DCTC-Net: Dual-Branch Cross-Fusion Transformer-CNN Architecture for Medical Image Segmentation.
Authors
Abstract
Hybrid architectures that combine convolutional neural networks (CNNs) with Transformers have emerged as a promising approach for medical image segmentation. However, existing networks based on this hybrid architecture often encounter two challenges. First, while the CNN branch effectively captures local image features through convolution operations, vanilla convolution lacks the ability to achieve adaptive feature extraction. Second, although the Transformer branch can model global image information, conventional self-attention (SA) primarily focuses on spatial relationships, neglecting channel and cross-dimensional attention, leading to suboptimal segmentation results, particularly for medical images with complex backgrounds. To address these limitations, we propose a dual-branch cross-fusion Transformer-CNN architecture for medical image segmentation (DCTC-Net). Our network provides two key advantages. First, a dynamic deformable convolution (DDConv) is integrated into the CNN branch to overcome the limitations of adaptive feature extraction with fixed-size convolution kernels and also eliminate the issue of shared convolution kernel parameters across different inputs, significantly enhancing the feature expression capabilities of the CNN branch.
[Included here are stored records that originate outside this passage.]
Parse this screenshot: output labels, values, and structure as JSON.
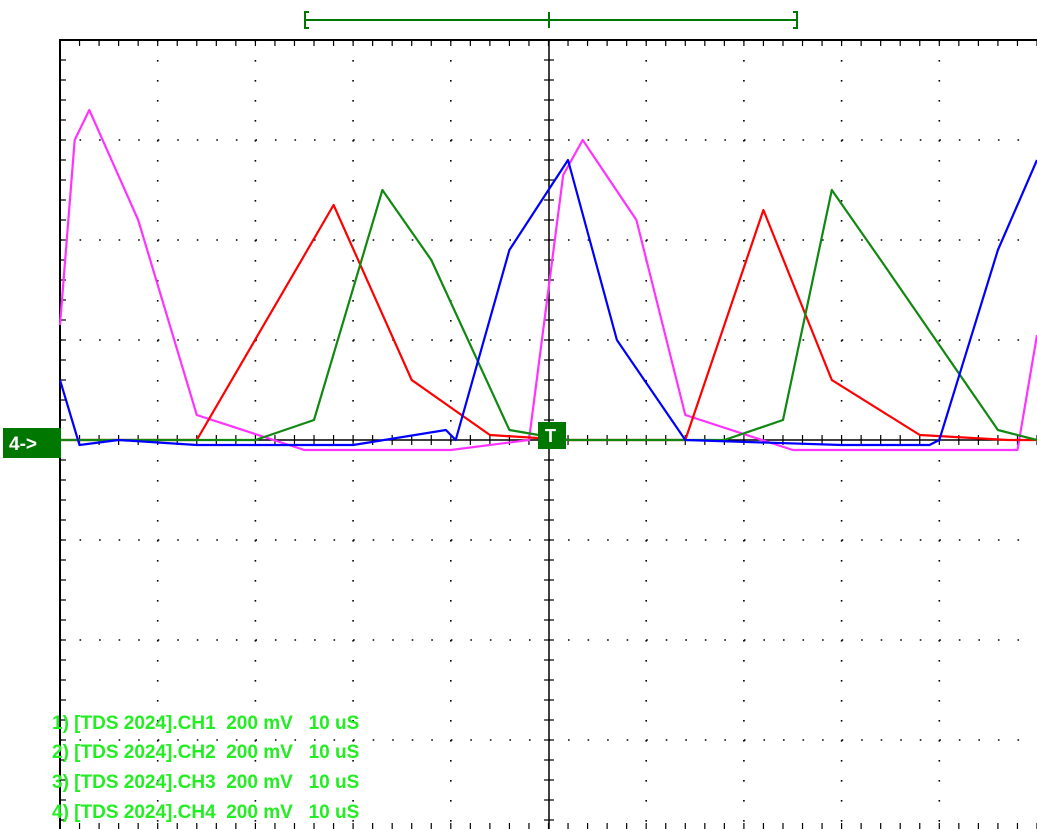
{
  "ground_marker": {
    "label": "4->"
  },
  "trigger_marker": {
    "label": "T"
  },
  "colors": {
    "background": "#ffffff",
    "grid": "#000000",
    "legend_text": "#22ee22",
    "marker_fill": "#007700",
    "marker_text": "#ffffff",
    "ch1": "#ff33ff",
    "ch2": "#ff0000",
    "ch3": "#118811",
    "ch4": "#0000ff"
  },
  "legend": [
    "1) [TDS 2024].CH1  200 mV   10 uS",
    "2) [TDS 2024].CH2  200 mV   10 uS",
    "3) [TDS 2024].CH3  200 mV   10 uS",
    "4) [TDS 2024].CH4  200 mV   10 uS"
  ],
  "chart_data": {
    "type": "line",
    "title": "",
    "xlabel": "",
    "ylabel": "",
    "x_unit": "us",
    "y_unit": "V",
    "xlim": [
      0,
      100
    ],
    "ylim": [
      -0.8,
      0.8
    ],
    "grid": true,
    "legend_position": "bottom-left",
    "series": [
      {
        "name": "[TDS 2024].CH1",
        "color": "#ff33ff",
        "x": [
          0,
          1.5,
          3,
          8,
          14,
          25,
          30,
          40,
          48,
          51.5,
          53.5,
          59,
          64,
          75,
          80,
          90,
          98,
          100
        ],
        "y": [
          0.23,
          0.6,
          0.66,
          0.44,
          0.05,
          -0.02,
          -0.02,
          -0.02,
          0.0,
          0.53,
          0.6,
          0.44,
          0.05,
          -0.02,
          -0.02,
          -0.02,
          -0.02,
          0.21
        ]
      },
      {
        "name": "[TDS 2024].CH2",
        "color": "#ff0000",
        "x": [
          0,
          14,
          28,
          36,
          44,
          52,
          58,
          64,
          72,
          79,
          88,
          97,
          100
        ],
        "y": [
          0.0,
          0.0,
          0.47,
          0.12,
          0.01,
          0.0,
          0.0,
          0.0,
          0.46,
          0.12,
          0.01,
          0.0,
          0.0
        ]
      },
      {
        "name": "[TDS 2024].CH3",
        "color": "#118811",
        "x": [
          0,
          20,
          26,
          33,
          38,
          46,
          52,
          68,
          74,
          79,
          84,
          96,
          100
        ],
        "y": [
          0.0,
          0.0,
          0.04,
          0.5,
          0.36,
          0.02,
          0.0,
          0.0,
          0.04,
          0.5,
          0.36,
          0.02,
          0.0
        ]
      },
      {
        "name": "[TDS 2024].CH4",
        "color": "#0000ff",
        "x": [
          0,
          2,
          6,
          14,
          30,
          39.5,
          40.5,
          46,
          52,
          57,
          64,
          80,
          89,
          90,
          96,
          100
        ],
        "y": [
          0.12,
          -0.01,
          0.0,
          -0.01,
          -0.01,
          0.02,
          0.0,
          0.38,
          0.56,
          0.2,
          0.0,
          -0.01,
          -0.01,
          0.0,
          0.38,
          0.56
        ]
      }
    ]
  }
}
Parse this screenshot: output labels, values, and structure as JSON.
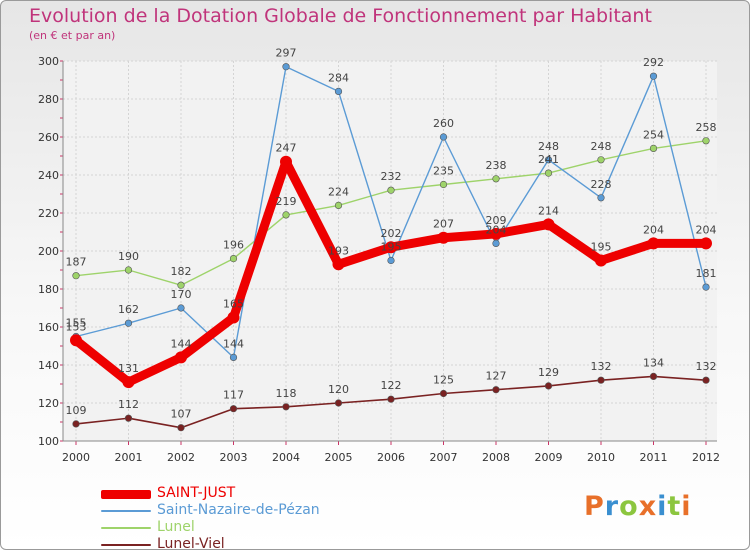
{
  "title": "Evolution de la Dotation Globale de Fonctionnement par Habitant",
  "subtitle": "(en € et par an)",
  "logo_text": "Proxiti",
  "logo_colors": [
    "#e8702a",
    "#3a8fd0",
    "#8cc63f",
    "#e8702a",
    "#3a8fd0",
    "#8cc63f",
    "#e8702a"
  ],
  "chart_data": {
    "type": "line",
    "title": "Evolution de la Dotation Globale de Fonctionnement par Habitant",
    "subtitle": "(en € et par an)",
    "x": [
      "2000",
      "2001",
      "2002",
      "2003",
      "2004",
      "2005",
      "2006",
      "2007",
      "2008",
      "2009",
      "2010",
      "2011",
      "2012"
    ],
    "ylim": [
      100,
      300
    ],
    "yticks": [
      100,
      120,
      140,
      160,
      180,
      200,
      220,
      240,
      260,
      280,
      300
    ],
    "grid": true,
    "legend_position": "bottom-left",
    "series": [
      {
        "name": "SAINT-JUST",
        "color": "#ee0000",
        "values": [
          153,
          131,
          144,
          165,
          247,
          193,
          202,
          207,
          209,
          214,
          195,
          204,
          204
        ]
      },
      {
        "name": "Saint-Nazaire-de-Pézan",
        "color": "#5b9bd5",
        "values": [
          155,
          162,
          170,
          144,
          297,
          284,
          195,
          260,
          204,
          248,
          228,
          292,
          181
        ]
      },
      {
        "name": "Lunel",
        "color": "#9ed36a",
        "values": [
          187,
          190,
          182,
          196,
          219,
          224,
          232,
          235,
          238,
          241,
          248,
          254,
          258
        ]
      },
      {
        "name": "Lunel-Viel",
        "color": "#7a2222",
        "values": [
          109,
          112,
          107,
          117,
          118,
          120,
          122,
          125,
          127,
          129,
          132,
          134,
          132
        ]
      }
    ]
  }
}
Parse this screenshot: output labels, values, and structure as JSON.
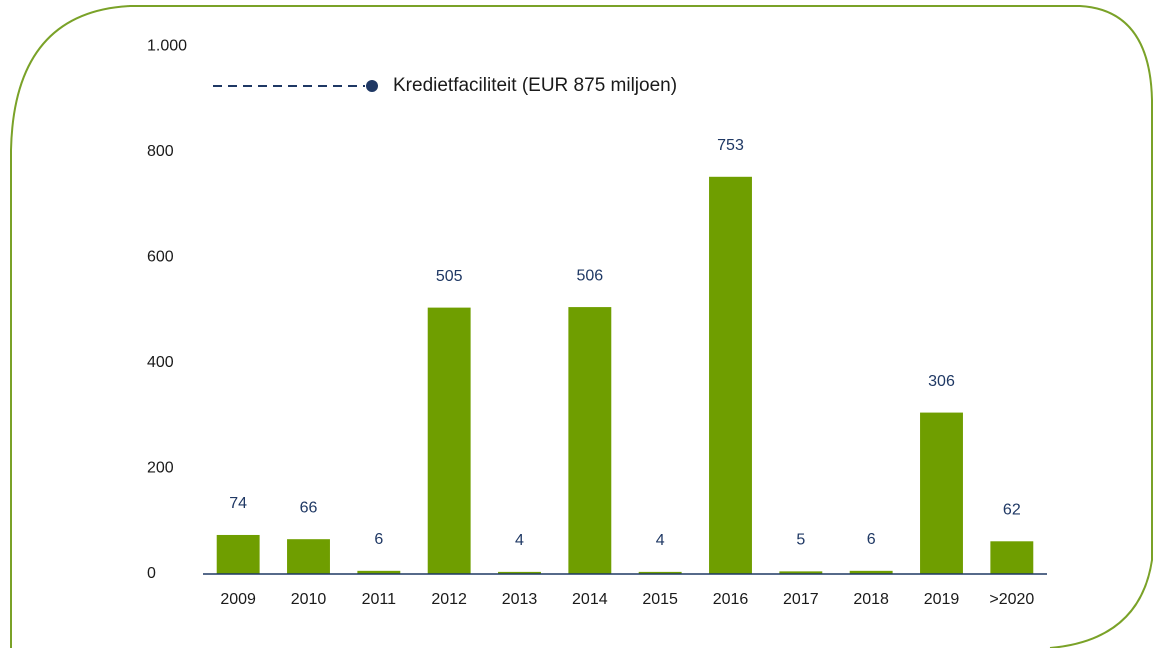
{
  "chart_data": {
    "type": "bar",
    "categories": [
      "2009",
      "2010",
      "2011",
      "2012",
      "2013",
      "2014",
      "2015",
      "2016",
      "2017",
      "2018",
      "2019",
      ">2020"
    ],
    "values": [
      74,
      66,
      6,
      505,
      4,
      506,
      4,
      753,
      5,
      6,
      306,
      62
    ],
    "color": "#6f9e00",
    "ylim": [
      0,
      1000
    ],
    "yticks": [
      0,
      200,
      400,
      600,
      800,
      {
        "value": 1000,
        "label": "1.000"
      }
    ],
    "legend": {
      "label": "Kredietfaciliteit (EUR 875 miljoen)",
      "color": "#1f3864"
    }
  }
}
Second, a (shifted)-window adaptive complementary attention module ((S)W-ACAM) and compact convolutional projection are incorporated into the Transformer branch, enabling the network to comprehensively learn cross-dimensional long-range dependencies in medical images. Experimental results demonstrate that the proposed DCTC-Net achieves superior medical image segmentation performance compared to state-of-the-art (SOTA) methods, including CNN and Transformer networks. In addition, our DCTC-Net requires fewer parameters and lower computational costs and does not rely on pretraining.